Individuals are comprised of conflicting identities that have to be acknowledged in social justice. This was the central theme of the third intersectionality dialogue session held at Wits University on Monday, July 18.
“Intersectionality for me is the acknowledgement that different identity categories mutually constitute each other,” said Prof Tommaso Milani, one of the panelists and associate professor of linguistics from Wits.
Milani went on to explain that “when one looks at my body intersectionally, you can see a huge amount of privilege and then kind of disturbed by a set amount of oppression, which is the issue that I embody a non-normative sexuality.”
Pura Mgolombane of the Wits Transformation and Employment Equity Office facilitated the discussion and explained that within the framework of intersectionality, people can’t “talk about my blackness and take away my queerness”.
“You need to be conscious of the intersection of identities, because as much as in one aspect you may be oppressed, but in another aspect you may be the oppressor yourself,” Mgolombane added.
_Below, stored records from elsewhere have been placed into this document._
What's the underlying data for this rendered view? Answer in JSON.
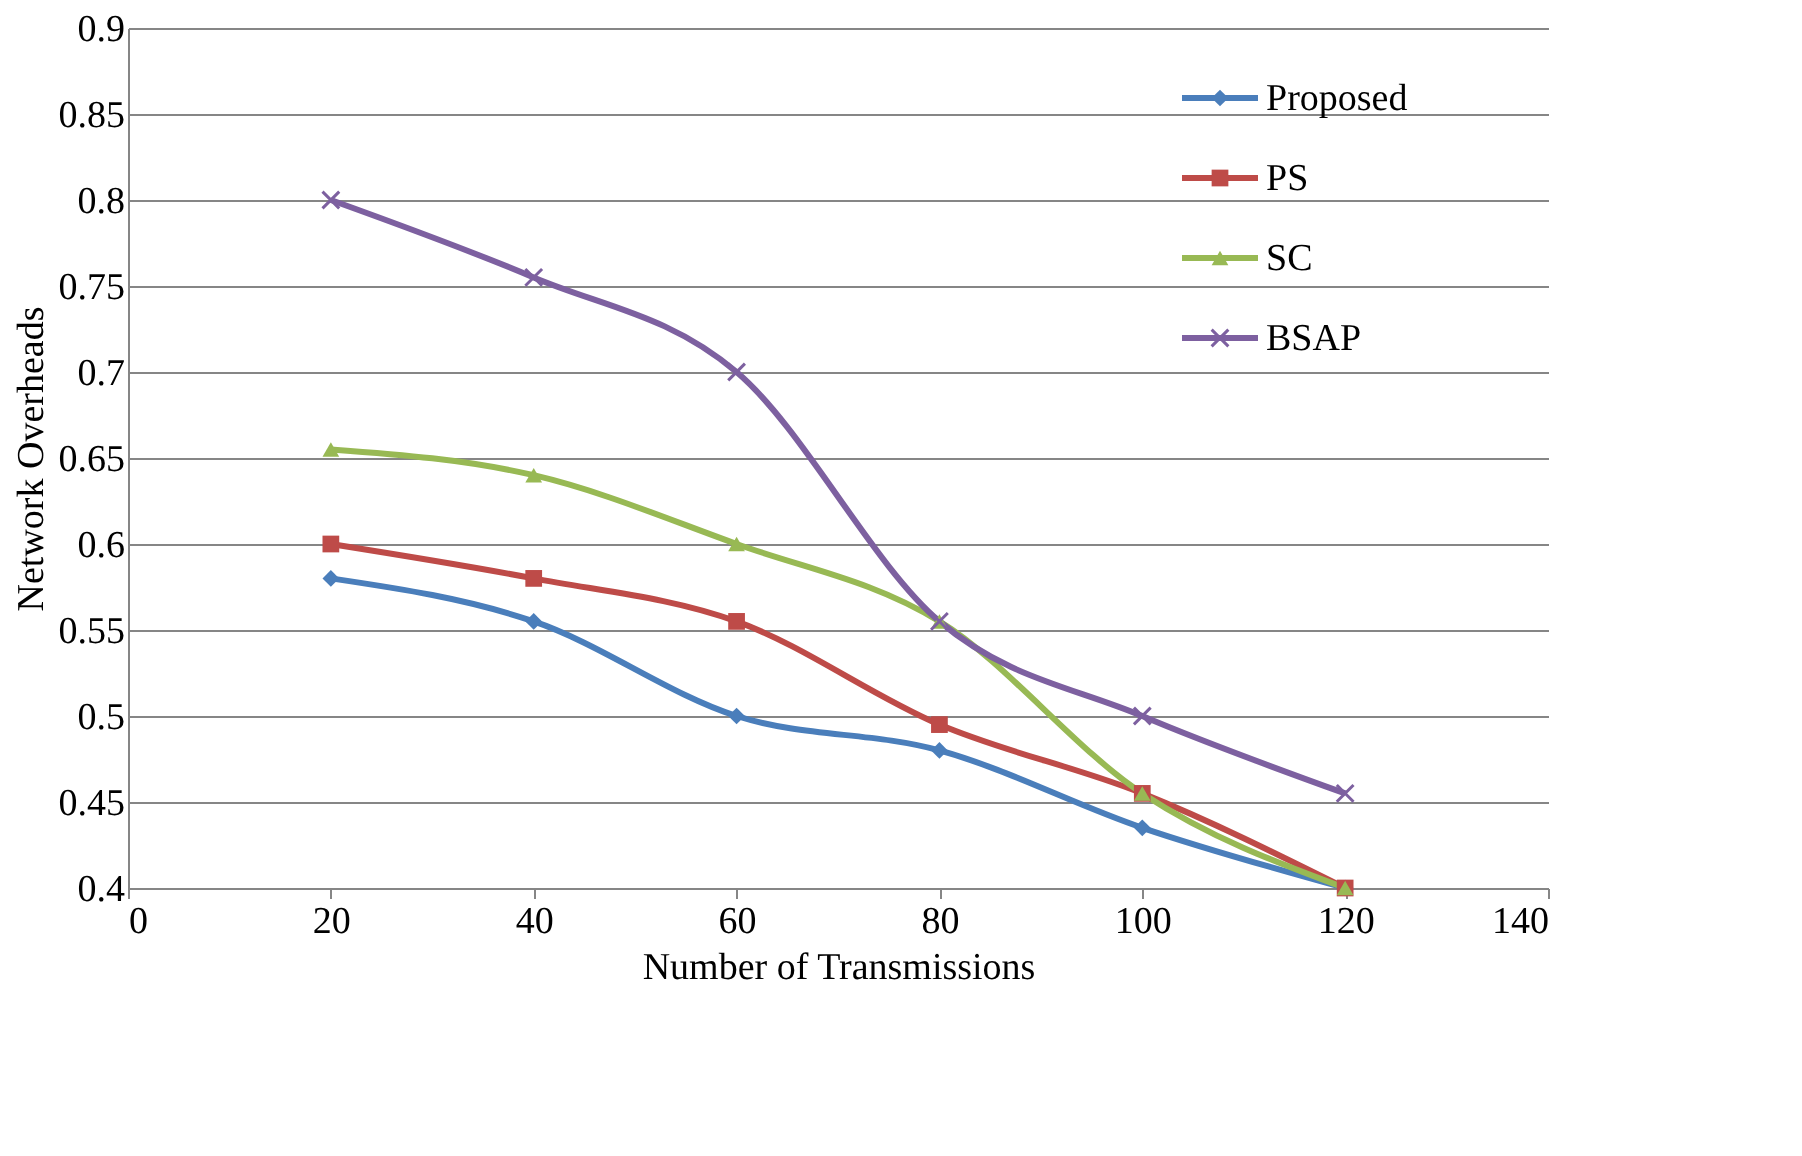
{
  "chart_data": {
    "type": "line",
    "xlabel": "Number of Transmissions",
    "ylabel": "Network Overheads",
    "x": [
      20,
      40,
      60,
      80,
      100,
      120
    ],
    "series": [
      {
        "name": "Proposed",
        "color": "#4a7ebb",
        "marker": "diamond",
        "values": [
          0.58,
          0.555,
          0.5,
          0.48,
          0.435,
          0.4
        ]
      },
      {
        "name": "PS",
        "color": "#be4b48",
        "marker": "square",
        "values": [
          0.6,
          0.58,
          0.555,
          0.495,
          0.455,
          0.4
        ]
      },
      {
        "name": "SC",
        "color": "#98b954",
        "marker": "triangle",
        "values": [
          0.655,
          0.64,
          0.6,
          0.555,
          0.455,
          0.4
        ]
      },
      {
        "name": "BSAP",
        "color": "#7d60a0",
        "marker": "cross",
        "values": [
          0.8,
          0.755,
          0.7,
          0.555,
          0.5,
          0.455
        ]
      }
    ],
    "xlim": [
      0,
      140
    ],
    "xticks": [
      0,
      20,
      40,
      60,
      80,
      100,
      120,
      140
    ],
    "ylim": [
      0.4,
      0.9
    ],
    "yticks": [
      0.4,
      0.45,
      0.5,
      0.55,
      0.6,
      0.65,
      0.7,
      0.75,
      0.8,
      0.85,
      0.9
    ],
    "grid": "y",
    "legend": "top right",
    "line_style": "solid"
  }
}
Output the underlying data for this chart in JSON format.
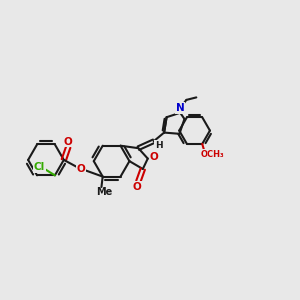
{
  "bg_color": "#e8e8e8",
  "bond_color": "#1a1a1a",
  "o_color": "#cc0000",
  "n_color": "#0000cc",
  "cl_color": "#33aa00",
  "lw": 1.5,
  "fs": 7.5,
  "fig_size": [
    3.0,
    3.0
  ],
  "dpi": 100,
  "xlim": [
    0,
    12
  ],
  "ylim": [
    0,
    10
  ]
}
Li’Tsoanelo Zwane, a gender activist and Wits masters candidate emphasised the point made by her co-panelists by saying, “I am as black, as I am queer, as I am African, as I am a women.”
Zukiswa White, a feminist and activist, explained that there are levels of oppression which in itself is not a linear process.
Zwane added that as human beings “We do not fight single issue struggles because we do not live single issue lives.”
Transformation processes need to adopt the approach of intersectionality to ensure we are “moving in the right direction”, said Mgolombane.